I doubt any of the top four teams would have gone away from this pre-season test happy. Yes McLaren was mighty with its race pace with both drivers, but I'm not sure the car was quite as good in lower fuel performance runs.
It seemed fairly easy for either driver in any of those top four teams to make mistakes. Ferrari, Mercedes and Red Bull seemed to have some degree of understeer at times.
As for the midfield, Alpine and Williams look like they will be the next bunch. Both cars looked reasonable and for both teams it's a positive step ahead of this time last year.
The other four teams just didn't seem to have the pace. This is the fourth and last season for these current ground effect rules, so there has been a convergence in design concepts. But it's not always what we visually see from the outside, it's down to the detail we can't see under the car and under the bodywork.

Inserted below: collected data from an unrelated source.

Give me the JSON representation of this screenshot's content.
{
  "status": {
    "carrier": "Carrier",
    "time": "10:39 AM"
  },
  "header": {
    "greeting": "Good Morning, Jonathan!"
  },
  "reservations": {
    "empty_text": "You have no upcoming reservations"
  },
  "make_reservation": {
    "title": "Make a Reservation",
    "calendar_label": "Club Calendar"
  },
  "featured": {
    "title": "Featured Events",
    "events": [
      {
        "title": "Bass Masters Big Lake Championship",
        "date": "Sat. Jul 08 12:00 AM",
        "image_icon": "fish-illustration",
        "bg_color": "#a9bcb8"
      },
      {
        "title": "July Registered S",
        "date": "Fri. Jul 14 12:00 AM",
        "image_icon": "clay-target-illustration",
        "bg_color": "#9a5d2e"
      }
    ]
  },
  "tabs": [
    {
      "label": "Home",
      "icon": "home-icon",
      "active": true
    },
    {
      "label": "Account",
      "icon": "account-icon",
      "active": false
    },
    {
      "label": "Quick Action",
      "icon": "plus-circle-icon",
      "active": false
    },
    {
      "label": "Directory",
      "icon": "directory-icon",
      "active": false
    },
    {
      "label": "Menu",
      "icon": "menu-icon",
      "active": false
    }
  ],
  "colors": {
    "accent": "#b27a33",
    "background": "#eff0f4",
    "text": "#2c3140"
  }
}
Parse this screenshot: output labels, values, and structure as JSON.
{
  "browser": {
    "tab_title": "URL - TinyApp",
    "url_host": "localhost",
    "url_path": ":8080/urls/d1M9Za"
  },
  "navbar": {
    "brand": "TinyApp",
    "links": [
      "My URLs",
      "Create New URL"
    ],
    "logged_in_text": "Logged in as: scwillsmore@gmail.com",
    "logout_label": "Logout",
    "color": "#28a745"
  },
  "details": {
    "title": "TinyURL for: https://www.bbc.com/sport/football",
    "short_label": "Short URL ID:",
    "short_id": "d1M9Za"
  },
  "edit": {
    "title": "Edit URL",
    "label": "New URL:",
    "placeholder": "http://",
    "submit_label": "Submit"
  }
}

Melbourne is a different track to Sakhir, but it is one of 24 races this season so it counts for the championships just the same as the other 23 do. As we saw last year, Max Verstappen won the drivers' championship based on his strong start to the season, while McLaren and Ferrari battled to the very last race of the season for the constructors' championship.
With a major regulation change for 2026, most teams, if they haven't already done so, will need to split their technical boffins quite early to allow them to focus on 2026. To add to that, 2026 doesn't allow for component carryover so late season development will simply affect your cost cap expenditure for 2025 with very little time to reap the rewards.
Let's see what happens in Melbourne. Then we can talk again about how we still don't have a clue!